18 de abril de 2009

La duda es medicinal: Rivera Letelier

A finales de 2001, quizá a principios de 2002, vino a El Salvador el novelista chileno Hernán Rivera Letelier, traído por Planeta y la embajada de Chile. En ese entonces era yo coordinador de letras de Concultura y me encargué de la organización de un par de eventos, una conferencia de prensa y qué sé yo. Le hice también una entrevista a Rivera Letelier y se la pasé a la gente de Vértice, pero no se publicó; el editor era nuevo, tenía otras prioridades y vaya a saber. La pongo por aquí con todo y presentación, porque dice cosas bien interesantes. Hay algunos textos suyos en este link.


Nacido en 1950, Hernán Rivera Letelier publicó en 1994 la novela La Reina Isabel cantaba rancheras. Un año después era uno de los escritores chilenos más reconocidos y vendidos en el exterior, y comenzaba una serie de publicaciones en francés, italiano, turco, griego, alemán y portugués. Hasta ahora ha publicado otras cuatro novelas: Himno del ángel parado en una pata, Fatamorgana de amor con banda de música, Los trenes se van al purgatorio y Santa María de las flores negras, con igual éxito que la primera.
Hasta que lo tocó la notoriedad, Rivera Letelier trabajaba como minero del salitre en el desierto de Atacama, en el norte de Chile, quizá el más árido del mundo. La prensa ha puesto énfasis en este hecho: el minero que de pronto se convierte en escritor y salta a la fama con su primer libro. Pero basta con leer algunas de sus páginas para darse cuenta de que su obra sólo puede ser la de alguien que durante años se ha dedicado a las letras, como en efecto ha ocurrido, y que ser minero es incidental ante una vocación avasalladora.
Hace unas semanas estuvo en El Salvador, con el patrocinio de la Embajada de Chile y CONCULTURA, y todas las preguntas de la prensa y de los que conocían sus libros giraron alrededor de lo mismo: cómo un minero pudo escribir novelas tan buenas e intensas, si la Biblia fue el único libro que había en la casa de su niñez; cuáles eran las fuentes de su inspiración, cómo se inició en el oficio de la escritura, etcétera.
A la hora de hacer la presente entrevista, Rivera Letelier se veía cansado, y mucho de su cansancio quizá se debiera al hecho de contestar las mismas preguntas, más o menos en las mismas palabras. El tema de la plática entonces era obvio: ¿qué piensa un entrevistado tan asiduo acerca de sus entrevistadores?

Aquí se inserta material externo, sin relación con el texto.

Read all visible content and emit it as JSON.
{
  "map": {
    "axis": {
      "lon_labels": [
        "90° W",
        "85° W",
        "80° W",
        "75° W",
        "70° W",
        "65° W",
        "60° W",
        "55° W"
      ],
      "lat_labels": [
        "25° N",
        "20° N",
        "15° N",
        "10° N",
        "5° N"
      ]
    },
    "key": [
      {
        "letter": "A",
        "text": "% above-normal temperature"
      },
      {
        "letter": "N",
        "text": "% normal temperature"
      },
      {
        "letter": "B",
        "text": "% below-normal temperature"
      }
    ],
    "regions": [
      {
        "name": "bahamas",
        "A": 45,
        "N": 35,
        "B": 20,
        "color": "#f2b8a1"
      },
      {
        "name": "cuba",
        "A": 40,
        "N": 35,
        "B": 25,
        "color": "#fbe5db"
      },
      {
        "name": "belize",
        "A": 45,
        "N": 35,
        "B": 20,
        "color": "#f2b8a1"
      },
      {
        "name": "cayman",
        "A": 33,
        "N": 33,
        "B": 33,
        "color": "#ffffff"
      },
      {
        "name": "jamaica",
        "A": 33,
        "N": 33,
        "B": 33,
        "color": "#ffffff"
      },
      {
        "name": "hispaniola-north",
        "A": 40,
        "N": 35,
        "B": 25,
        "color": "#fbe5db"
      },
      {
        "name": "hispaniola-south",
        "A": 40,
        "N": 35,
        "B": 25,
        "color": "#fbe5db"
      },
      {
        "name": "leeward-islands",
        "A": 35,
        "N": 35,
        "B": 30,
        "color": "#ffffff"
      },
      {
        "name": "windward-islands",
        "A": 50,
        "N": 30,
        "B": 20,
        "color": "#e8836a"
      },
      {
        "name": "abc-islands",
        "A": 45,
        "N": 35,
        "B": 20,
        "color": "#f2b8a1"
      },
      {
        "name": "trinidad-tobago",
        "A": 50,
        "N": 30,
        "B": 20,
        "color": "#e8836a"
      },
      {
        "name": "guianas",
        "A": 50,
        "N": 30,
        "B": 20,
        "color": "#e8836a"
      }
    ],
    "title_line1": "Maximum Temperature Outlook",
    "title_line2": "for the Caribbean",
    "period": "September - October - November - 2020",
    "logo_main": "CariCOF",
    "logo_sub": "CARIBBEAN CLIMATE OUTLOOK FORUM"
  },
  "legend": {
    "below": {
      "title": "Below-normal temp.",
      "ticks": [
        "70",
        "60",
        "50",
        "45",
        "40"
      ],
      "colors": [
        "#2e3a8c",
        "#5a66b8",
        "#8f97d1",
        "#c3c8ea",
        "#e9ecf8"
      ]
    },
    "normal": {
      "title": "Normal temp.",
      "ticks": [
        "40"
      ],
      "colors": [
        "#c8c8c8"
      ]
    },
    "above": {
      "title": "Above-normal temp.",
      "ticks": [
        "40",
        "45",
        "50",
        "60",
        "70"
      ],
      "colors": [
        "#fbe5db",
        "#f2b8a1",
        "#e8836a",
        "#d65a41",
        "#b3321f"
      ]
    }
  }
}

La notoriedad trae la carga de los periodistas. Imagino que hay preguntas que te hacen constantemente, y que no te gusta contestar.
La pregunta que más hacen es: “¿En qué se inspira para escribir?” Es horrenda. La otra es: “¿Cómo empezó a escribir?” Claro, al principio vale, pero cuando ya has contado cómo comenzaste a escribir en todos los diarios de tu país y de otros países, y llevas ocho años contestándolo, dan ganas de mandar a la mierda a los periodistas que se sientan delante de ti y te sueltan: “Cuénteme, ¿cómo empezó a escribir?” No es que me dé bronca; es que ya la he contestado millones de veces.

Se habla con extrañeza de que un minero del salitre se haya puesto a escribir y tuviera éxito. Más bien se percibe a un escritor que se preparó para escribir durante años, y que se ganaba la vida como minero del salitre.
Ésa es una continuación de la pregunta anterior. La gente dice: “El minero que escribe”, y no ve que se trata de un escritor que fue minero.
Escribo desde 1972; la gente recién comenzó a conocerme en 1995. Ese tiempo fue de trabajo, de adquirir el oficio, de aprender. Siempre fue escribir sin pensar en publicar y convertirme en esto que llaman “un escritor consagrado”. Escribes porque eso es lo tuyo.

Un dato “curioso” que se menciona en tus entrevistas es que el único libro que había en tu casa durante tu niñez era la Biblia, pero se cita como una carencia, no como una ventaja o como una influencia literaria.
Es mi gran influencia. Los críticos aún no la notan. Es una de esas influencias que realmente abren, la influencia que forma la base para lo que uno escribe. Es un poco la teoría del iceberg de Hemingway: la obra es la punta del iceberg, lo que el público puede observar, pero para que exista debe haber una masa enorme debajo del agua, que la sostenga.
Esa masa enorme es lo que no aparece en la obra, y está impregnada de la mejor influencia. Creo que la Biblia está allí. Sin haber leído la Biblia no hubiera podido transformarme en escritor. No leí la Biblia en forma religiosa o dogmática; la leí como el más grande libro de aventuras, de cuentos, de alegorías, de leyendas, de poesía incluso. Por eso me sirvió tanto para la literatura, aunque no para creer en Dios.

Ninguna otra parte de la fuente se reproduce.